Optimization of bipolar iontophoresis parameters for the skin penetration of a negatively charged hydrophilic cosmetic active.

Iontophoresis uses low electrical currents to enhance the transdermal delivery of ionic drugs through a combined effect of electromigration (EM) and electroosmosis (EO). This study investigated the cutaneous penetration of an anti-ageing agent, ascorbyl glucoside (AA2G), loaded in a simple buffered aqueous gel, using cathodal direct current iontophoresis. The iontophoresis device consisted of two electrodes applied side by side to the skin surface. For gels prepared at pH 2.6, AA2G was only slightly ionized, and despite the positive skin surface charge, the application of an electric current of 0.1 mA/cm² had no impact on AA2G skin penetration compared to passive diffusion.
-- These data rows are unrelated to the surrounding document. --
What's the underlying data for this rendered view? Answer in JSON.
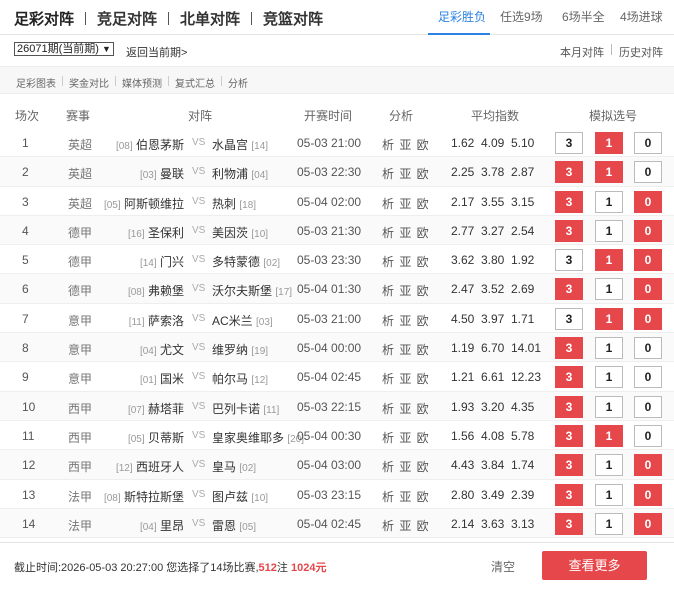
{
  "main_tabs": [
    "足彩对阵",
    "竞足对阵",
    "北单对阵",
    "竞篮对阵"
  ],
  "sub_tabs": [
    "足彩胜负",
    "任选9场",
    "6场半全",
    "4场进球"
  ],
  "period_select": "26071期(当前期)",
  "back_link": "返回当前期>",
  "right_links": [
    "本月对阵",
    "历史对阵"
  ],
  "tools": [
    "足彩图表",
    "奖金对比",
    "媒体预测",
    "复式汇总",
    "分析"
  ],
  "columns": {
    "idx": "场次",
    "league": "赛事",
    "match": "对阵",
    "time": "开赛时间",
    "analysis": "分析",
    "odds": "平均指数",
    "picks": "模拟选号"
  },
  "vs_label": "VS",
  "analysis_label": "析 亚 欧",
  "pick_labels": [
    "3",
    "1",
    "0"
  ],
  "matches": [
    {
      "idx": "1",
      "league": "英超",
      "home_rank": "[08]",
      "home": "伯恩茅斯",
      "away": "水晶宫",
      "away_rank": "[14]",
      "time": "05-03 21:00",
      "odds": [
        "1.62",
        "4.09",
        "5.10"
      ],
      "selected": [
        false,
        true,
        false
      ]
    },
    {
      "idx": "2",
      "league": "英超",
      "home_rank": "[03]",
      "home": "曼联",
      "away": "利物浦",
      "away_rank": "[04]",
      "time": "05-03 22:30",
      "odds": [
        "2.25",
        "3.78",
        "2.87"
      ],
      "selected": [
        true,
        true,
        false
      ]
    },
    {
      "idx": "3",
      "league": "英超",
      "home_rank": "[05]",
      "home": "阿斯顿维拉",
      "away": "热刺",
      "away_rank": "[18]",
      "time": "05-04 02:00",
      "odds": [
        "2.17",
        "3.55",
        "3.15"
      ],
      "selected": [
        true,
        false,
        true
      ]
    },
    {
      "idx": "4",
      "league": "德甲",
      "home_rank": "[16]",
      "home": "圣保利",
      "away": "美因茨",
      "away_rank": "[10]",
      "time": "05-03 21:30",
      "odds": [
        "2.77",
        "3.27",
        "2.54"
      ],
      "selected": [
        true,
        false,
        true
      ]
    },
    {
      "idx": "5",
      "league": "德甲",
      "home_rank": "[14]",
      "home": "门兴",
      "away": "多特蒙德",
      "away_rank": "[02]",
      "time": "05-03 23:30",
      "odds": [
        "3.62",
        "3.80",
        "1.92"
      ],
      "selected": [
        false,
        true,
        true
      ]
    },
    {
      "idx": "6",
      "league": "德甲",
      "home_rank": "[08]",
      "home": "弗赖堡",
      "away": "沃尔夫斯堡",
      "away_rank": "[17]",
      "time": "05-04 01:30",
      "odds": [
        "2.47",
        "3.52",
        "2.69"
      ],
      "selected": [
        true,
        false,
        true
      ]
    },
    {
      "idx": "7",
      "league": "意甲",
      "home_rank": "[11]",
      "home": "萨索洛",
      "away": "AC米兰",
      "away_rank": "[03]",
      "time": "05-03 21:00",
      "odds": [
        "4.50",
        "3.97",
        "1.71"
      ],
      "selected": [
        false,
        true,
        true
      ]
    },
    {
      "idx": "8",
      "league": "意甲",
      "home_rank": "[04]",
      "home": "尤文",
      "away": "维罗纳",
      "away_rank": "[19]",
      "time": "05-04 00:00",
      "odds": [
        "1.19",
        "6.70",
        "14.01"
      ],
      "selected": [
        true,
        false,
        false
      ]
    },
    {
      "idx": "9",
      "league": "意甲",
      "home_rank": "[01]",
      "home": "国米",
      "away": "帕尔马",
      "away_rank": "[12]",
      "time": "05-04 02:45",
      "odds": [
        "1.21",
        "6.61",
        "12.23"
      ],
      "selected": [
        true,
        false,
        false
      ]
    },
    {
      "idx": "10",
      "league": "西甲",
      "home_rank": "[07]",
      "home": "赫塔菲",
      "away": "巴列卡诺",
      "away_rank": "[11]",
      "time": "05-03 22:15",
      "odds": [
        "1.93",
        "3.20",
        "4.35"
      ],
      "selected": [
        true,
        false,
        false
      ]
    },
    {
      "idx": "11",
      "league": "西甲",
      "home_rank": "[05]",
      "home": "贝蒂斯",
      "away": "皇家奥维耶多",
      "away_rank": "[20]",
      "time": "05-04 00:30",
      "odds": [
        "1.56",
        "4.08",
        "5.78"
      ],
      "selected": [
        true,
        true,
        false
      ]
    },
    {
      "idx": "12",
      "league": "西甲",
      "home_rank": "[12]",
      "home": "西班牙人",
      "away": "皇马",
      "away_rank": "[02]",
      "time": "05-04 03:00",
      "odds": [
        "4.43",
        "3.84",
        "1.74"
      ],
      "selected": [
        true,
        false,
        true
      ]
    },
    {
      "idx": "13",
      "league": "法甲",
      "home_rank": "[08]",
      "home": "斯特拉斯堡",
      "away": "图卢兹",
      "away_rank": "[10]",
      "time": "05-03 23:15",
      "odds": [
        "2.80",
        "3.49",
        "2.39"
      ],
      "selected": [
        true,
        false,
        true
      ]
    },
    {
      "idx": "14",
      "league": "法甲",
      "home_rank": "[04]",
      "home": "里昂",
      "away": "雷恩",
      "away_rank": "[05]",
      "time": "05-04 02:45",
      "odds": [
        "2.14",
        "3.63",
        "3.13"
      ],
      "selected": [
        true,
        false,
        true
      ]
    }
  ],
  "footer": {
    "prefix": "截止时间:2026-05-03 20:27:00 您选择了14场比赛,",
    "bets": "512",
    "bets_unit": "注 ",
    "amount": "1024元",
    "clear": "清空",
    "more": "查看更多"
  },
  "colors": {
    "accent": "#e6474b",
    "tab_active": "#2b82e4"
  }
}
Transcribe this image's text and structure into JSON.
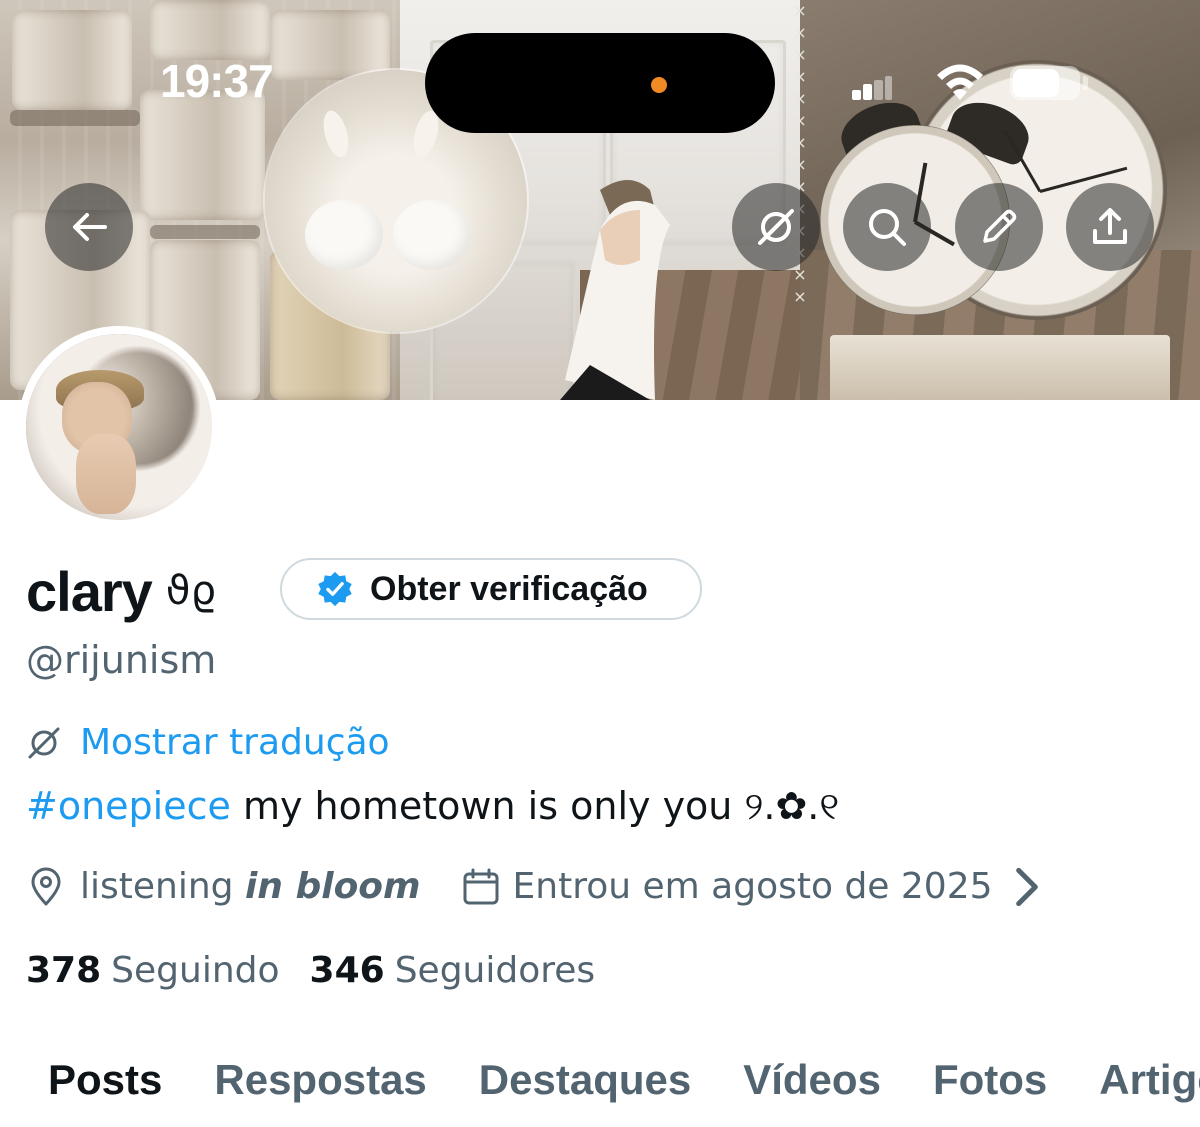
{
  "status_bar": {
    "time": "19:37"
  },
  "profile": {
    "display_name": "clary",
    "name_decoration": "ϑϱ",
    "verify_button": "Obter verificação",
    "handle": "@rijunism",
    "translate_link": "Mostrar tradução",
    "bio": {
      "hashtag": "#onepiece",
      "text": " my hometown is only you ୨.✿.୧"
    },
    "location_prefix": "listening ",
    "location_emphasis": "in bloom",
    "joined": "Entrou em agosto de 2025",
    "following_count": "378",
    "following_label": "Seguindo",
    "followers_count": "346",
    "followers_label": "Seguidores"
  },
  "tabs": [
    {
      "label": "Posts",
      "active": true
    },
    {
      "label": "Respostas",
      "active": false
    },
    {
      "label": "Destaques",
      "active": false
    },
    {
      "label": "Vídeos",
      "active": false
    },
    {
      "label": "Fotos",
      "active": false
    },
    {
      "label": "Artigos",
      "active": false
    }
  ],
  "header_buttons": [
    "back-arrow-icon",
    "translate-icon",
    "search-icon",
    "edit-pencil-icon",
    "share-icon"
  ],
  "colors": {
    "accent": "#1d9bf0",
    "secondary_text": "#536471",
    "primary_text": "#0f1419",
    "island_dot": "#f08a24"
  }
}
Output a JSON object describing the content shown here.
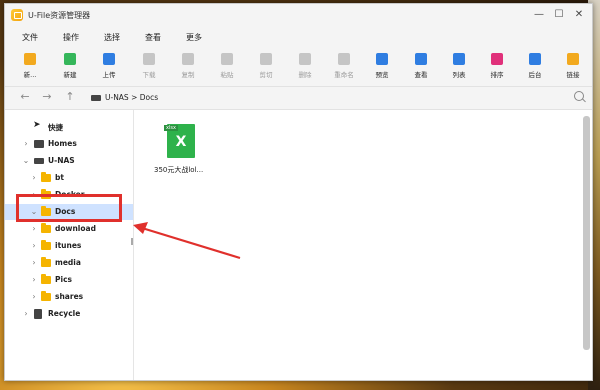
{
  "window": {
    "title": "U-File资源管理器",
    "minimize": "—",
    "maximize": "☐",
    "close": "✕"
  },
  "menu": [
    "文件",
    "操作",
    "选择",
    "查看",
    "更多"
  ],
  "toolbar": [
    {
      "label": "新...",
      "icon": "new-file-icon",
      "color": "#f2a91e",
      "enabled": true
    },
    {
      "label": "新建",
      "icon": "new-folder-icon",
      "color": "#35b65a",
      "enabled": true
    },
    {
      "label": "上传",
      "icon": "upload-icon",
      "color": "#2f7de1",
      "enabled": true
    },
    {
      "label": "下载",
      "icon": "download-icon",
      "color": "#c5c5c5",
      "enabled": false
    },
    {
      "label": "复制",
      "icon": "copy-icon",
      "color": "#c5c5c5",
      "enabled": false
    },
    {
      "label": "粘贴",
      "icon": "paste-icon",
      "color": "#c5c5c5",
      "enabled": false
    },
    {
      "label": "剪切",
      "icon": "cut-icon",
      "color": "#c5c5c5",
      "enabled": false
    },
    {
      "label": "删除",
      "icon": "delete-icon",
      "color": "#c5c5c5",
      "enabled": false
    },
    {
      "label": "重命名",
      "icon": "rename-icon",
      "color": "#c5c5c5",
      "enabled": false
    },
    {
      "label": "预览",
      "icon": "preview-icon",
      "color": "#2f7de1",
      "enabled": true
    },
    {
      "label": "查看",
      "icon": "view-icon",
      "color": "#2f7de1",
      "enabled": true
    },
    {
      "label": "列表",
      "icon": "list-icon",
      "color": "#2f7de1",
      "enabled": true
    },
    {
      "label": "排序",
      "icon": "sort-icon",
      "color": "#e0307a",
      "enabled": true
    },
    {
      "label": "后台",
      "icon": "background-icon",
      "color": "#2f7de1",
      "enabled": true
    },
    {
      "label": "链接",
      "icon": "link-icon",
      "color": "#f2a91e",
      "enabled": true
    }
  ],
  "address": {
    "path": "U-NAS > Docs"
  },
  "sidebar": {
    "quick": "快捷",
    "homes": "Homes",
    "unas": "U-NAS",
    "folders": [
      "bt",
      "Docker",
      "Docs",
      "download",
      "itunes",
      "media",
      "Pics",
      "shares"
    ],
    "recycle": "Recycle",
    "selected": "Docs"
  },
  "files": [
    {
      "name": "350元大战lol...",
      "type": "xlsx",
      "tag": "xlsx"
    }
  ],
  "annotation": {
    "color": "#e0302c"
  }
}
However, at pH 6, where AA2G is highly ionized and the skin explant is negatively charged, the similar contributions of electroosmosis and electromigration led to a significantly higher total amount of AA2G in the skin (Qtot ∼1.697 ± 0.178 µg/cm²) than with passive diffusion (Qtot ∼0.258 ± 0.105 µg/cm²). This corresponded to a 9.6-fold improvement in AA2G penetration into its target skin layers (dermis and epidermis). At higher current densities (above 0.2 mA/cm²), EM of AA2G increased further, but skin polarization and the increased transport of mobile cations (endogenous and from the buffered gel) resulted in greater electroosmotic flux, thus reducing AA2G overall cutaneous penetration. The results also showed that depositing the AA2G formulation under both electrodes, with no formulation in between, promoted AA2G skin penetration, whatever the current intensity. Cathodic iontophoresis is suitable for the transdermal delivery of AA2G, a small, hydrophilic and negatively charged molecule, despite the skin permselectivity to cations.